Run this command only after the selected video or segment set has been reviewed;
unlike the UI backfill request, the command does not enforce a validated-only
filter. Use `--dry-run` first to inspect how many annotations would be created:

```bash
python manage.py ensure_segment_annotations --video-id 123 --dry-run
```

## Standardized AI Dataset JSON

For application-level AI datasets, use the settings page:

1. Open `/application-settings`.
2. Choose the AI dataset name and type.
3. Save the settings.
4. Click **KI-Datensatz exportieren**.

The frontend calls:

- `GET /api/settings/application/dropdowns/ai_datasets/`
- `POST /api/settings/application/ai_dataset_export/`

The export writes a validated JSON payload under
`<EXPORT_DIR>/ai_datasets/<dataset>_<type>_<timestamp>.json`.

The JSON payload includes:

- `schema_version`
- `dataset_id`
- `dataset_type`
- `ai_model_type`
- `summary`
- `patient_videos`
- `frame_annotations`

`frame_annotations` contains frame ids, frame numbers, relative paths, labels,
annotation values, annotators, information source names, model metadata ids, and
timestamps. `patient_videos` contains the standardized `lx_dtypes`
`PatientVideoFile` structure and attached video segments.

This JSON path is the better choice when downstream tooling should consume a
single typed contract instead of a flat CSV.

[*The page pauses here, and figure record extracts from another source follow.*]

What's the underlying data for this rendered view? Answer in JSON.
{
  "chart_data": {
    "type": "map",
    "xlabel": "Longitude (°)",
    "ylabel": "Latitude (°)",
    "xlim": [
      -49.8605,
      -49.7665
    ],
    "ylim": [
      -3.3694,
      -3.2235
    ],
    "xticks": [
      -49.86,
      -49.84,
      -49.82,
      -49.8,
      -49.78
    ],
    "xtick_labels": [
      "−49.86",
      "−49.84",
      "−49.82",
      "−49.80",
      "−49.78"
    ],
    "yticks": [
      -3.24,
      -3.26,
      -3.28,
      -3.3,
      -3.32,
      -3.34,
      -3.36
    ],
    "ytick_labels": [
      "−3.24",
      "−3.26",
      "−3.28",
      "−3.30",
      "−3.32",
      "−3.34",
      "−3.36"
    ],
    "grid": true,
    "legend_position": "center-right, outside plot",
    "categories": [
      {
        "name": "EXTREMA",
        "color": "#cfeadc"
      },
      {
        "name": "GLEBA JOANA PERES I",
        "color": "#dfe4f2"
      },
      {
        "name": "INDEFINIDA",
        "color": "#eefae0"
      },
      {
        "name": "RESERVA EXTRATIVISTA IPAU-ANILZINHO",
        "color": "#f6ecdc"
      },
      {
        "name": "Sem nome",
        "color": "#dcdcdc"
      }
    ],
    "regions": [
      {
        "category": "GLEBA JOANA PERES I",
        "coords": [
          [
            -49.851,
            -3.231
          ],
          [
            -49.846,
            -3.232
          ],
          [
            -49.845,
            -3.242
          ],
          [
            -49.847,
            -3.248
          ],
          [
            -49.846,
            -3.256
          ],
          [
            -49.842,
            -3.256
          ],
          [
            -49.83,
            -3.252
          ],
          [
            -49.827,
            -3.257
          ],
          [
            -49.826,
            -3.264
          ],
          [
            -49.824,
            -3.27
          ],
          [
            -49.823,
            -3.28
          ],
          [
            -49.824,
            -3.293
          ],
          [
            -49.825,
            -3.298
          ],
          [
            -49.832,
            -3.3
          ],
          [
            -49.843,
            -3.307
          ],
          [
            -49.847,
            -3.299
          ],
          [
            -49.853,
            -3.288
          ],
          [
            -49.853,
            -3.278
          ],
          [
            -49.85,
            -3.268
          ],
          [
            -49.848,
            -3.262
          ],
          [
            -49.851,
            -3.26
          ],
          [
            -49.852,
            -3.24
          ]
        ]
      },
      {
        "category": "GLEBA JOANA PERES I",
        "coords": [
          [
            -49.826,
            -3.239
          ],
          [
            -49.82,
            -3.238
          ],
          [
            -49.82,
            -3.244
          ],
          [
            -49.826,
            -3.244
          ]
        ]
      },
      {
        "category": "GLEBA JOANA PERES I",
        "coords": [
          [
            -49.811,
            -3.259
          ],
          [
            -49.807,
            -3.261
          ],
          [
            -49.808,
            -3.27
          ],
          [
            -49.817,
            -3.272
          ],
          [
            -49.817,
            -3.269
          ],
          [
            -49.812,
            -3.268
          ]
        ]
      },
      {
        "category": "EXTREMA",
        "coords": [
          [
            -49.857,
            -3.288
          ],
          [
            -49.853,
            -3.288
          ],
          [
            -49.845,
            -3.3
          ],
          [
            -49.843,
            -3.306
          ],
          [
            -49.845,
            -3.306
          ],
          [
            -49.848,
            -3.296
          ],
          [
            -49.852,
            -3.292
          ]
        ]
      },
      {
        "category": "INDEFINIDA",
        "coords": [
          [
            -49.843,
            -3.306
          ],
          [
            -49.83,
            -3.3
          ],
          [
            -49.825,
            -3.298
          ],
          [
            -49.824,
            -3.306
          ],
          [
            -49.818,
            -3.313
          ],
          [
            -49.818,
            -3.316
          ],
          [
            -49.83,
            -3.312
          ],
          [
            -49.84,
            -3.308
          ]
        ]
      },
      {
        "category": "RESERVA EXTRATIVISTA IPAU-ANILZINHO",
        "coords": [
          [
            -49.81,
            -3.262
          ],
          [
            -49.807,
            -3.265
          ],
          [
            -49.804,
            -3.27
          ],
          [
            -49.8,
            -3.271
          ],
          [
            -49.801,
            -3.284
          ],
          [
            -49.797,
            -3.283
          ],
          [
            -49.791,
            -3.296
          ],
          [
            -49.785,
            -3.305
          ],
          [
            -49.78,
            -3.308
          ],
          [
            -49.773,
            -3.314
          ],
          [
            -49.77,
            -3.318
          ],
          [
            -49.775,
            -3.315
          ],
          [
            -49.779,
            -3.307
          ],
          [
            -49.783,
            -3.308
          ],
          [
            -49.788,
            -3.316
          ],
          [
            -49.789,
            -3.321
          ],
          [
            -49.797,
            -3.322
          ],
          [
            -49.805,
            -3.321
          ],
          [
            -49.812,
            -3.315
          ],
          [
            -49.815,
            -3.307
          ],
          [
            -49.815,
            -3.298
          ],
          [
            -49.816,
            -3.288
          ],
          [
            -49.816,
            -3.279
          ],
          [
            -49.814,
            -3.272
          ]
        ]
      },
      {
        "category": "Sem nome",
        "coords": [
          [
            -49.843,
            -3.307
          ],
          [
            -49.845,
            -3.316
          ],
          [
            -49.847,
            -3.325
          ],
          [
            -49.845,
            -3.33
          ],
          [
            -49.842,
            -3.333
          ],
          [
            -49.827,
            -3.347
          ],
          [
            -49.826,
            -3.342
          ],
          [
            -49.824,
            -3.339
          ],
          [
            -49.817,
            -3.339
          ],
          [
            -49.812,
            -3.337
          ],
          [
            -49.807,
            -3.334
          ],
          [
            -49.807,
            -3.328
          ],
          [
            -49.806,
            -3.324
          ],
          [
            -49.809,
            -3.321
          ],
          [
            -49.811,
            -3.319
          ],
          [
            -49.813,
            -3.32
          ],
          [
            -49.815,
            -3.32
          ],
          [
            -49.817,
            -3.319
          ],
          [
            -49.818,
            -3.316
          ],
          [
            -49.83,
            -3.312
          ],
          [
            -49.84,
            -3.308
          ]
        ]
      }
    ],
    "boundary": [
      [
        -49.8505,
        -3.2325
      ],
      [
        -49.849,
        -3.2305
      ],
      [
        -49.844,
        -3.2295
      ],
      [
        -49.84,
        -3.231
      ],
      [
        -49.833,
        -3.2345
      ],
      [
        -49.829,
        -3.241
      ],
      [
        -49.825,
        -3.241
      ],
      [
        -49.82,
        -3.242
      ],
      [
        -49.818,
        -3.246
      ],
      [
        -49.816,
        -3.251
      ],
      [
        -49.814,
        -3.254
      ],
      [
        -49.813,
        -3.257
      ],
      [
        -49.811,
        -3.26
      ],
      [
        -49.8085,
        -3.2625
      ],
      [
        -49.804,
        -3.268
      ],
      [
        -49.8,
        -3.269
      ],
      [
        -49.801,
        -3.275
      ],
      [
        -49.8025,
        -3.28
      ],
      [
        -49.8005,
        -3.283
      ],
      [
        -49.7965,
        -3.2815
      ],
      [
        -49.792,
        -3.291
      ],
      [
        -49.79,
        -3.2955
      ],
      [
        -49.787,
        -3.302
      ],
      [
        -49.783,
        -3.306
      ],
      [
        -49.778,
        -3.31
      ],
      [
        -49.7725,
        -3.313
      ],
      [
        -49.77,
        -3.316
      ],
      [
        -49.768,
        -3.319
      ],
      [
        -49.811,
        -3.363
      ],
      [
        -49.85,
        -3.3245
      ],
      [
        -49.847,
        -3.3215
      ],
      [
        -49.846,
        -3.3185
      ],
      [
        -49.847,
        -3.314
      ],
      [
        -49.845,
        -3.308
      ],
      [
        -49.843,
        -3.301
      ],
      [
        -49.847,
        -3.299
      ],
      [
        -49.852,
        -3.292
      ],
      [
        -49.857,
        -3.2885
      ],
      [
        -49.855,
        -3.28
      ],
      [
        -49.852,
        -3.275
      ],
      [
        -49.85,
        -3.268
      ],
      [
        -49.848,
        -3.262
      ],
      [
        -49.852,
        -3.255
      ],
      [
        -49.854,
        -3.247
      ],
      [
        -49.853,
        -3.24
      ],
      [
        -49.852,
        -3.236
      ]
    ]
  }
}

## GastroNet-Style Training

The current backend exposes an image multilabel training path for
`AIDataSet` rows whose:

- `dataset_type` is `image`
- `ai_model_type` is `image_multilabel_classification`

Users can start training from `/model-training`. The UI offers active image
multilabel datasets, sampling strategy controls, and backbone options including
`gastro_rn50`.

The API path is:

- `GET /api/settings/application/model_training/options/`
- `POST /api/settings/application/model_training/runs/`
- `GET /api/settings/application/model_training/runs/<run_id>/`

The equivalent management command is:

```bash
python manage.py train_image_multilabel_model \
  --dataset-id 7 \
  --backbone-name gastro_rn50 \
  --epochs 10 \
  --batch-size 32 \
  --labelset-version 1 \
  --freeze-backbone \
  --treat-unlabeled-as-negative
```

For custom training code, the helper dataset class is
`endoreg_db.utils.ai.model_training.dataset.EndoMultiLabelDataset`. It expects:

- image paths
- label vectors
- label masks

This matches the exported annotation structure: group rows by frame, create one
vector position per label, set the value from `value`, and set the mask for
labels with known annotations.

## Practical Checks

Before handing an export to model training, verify:

- The source video was anonymization-validated.
- Segment validation and frame annotation creation are complete.
- The exported CSV or JSON has non-zero annotation rows.
- Every `frame_relative_path` resolves under the exported `frames/` directory
  when frame files are needed.
- The dataset type matches the model path: image multilabel training only uses
  `AIDataSet` rows with `dataset_type=image`.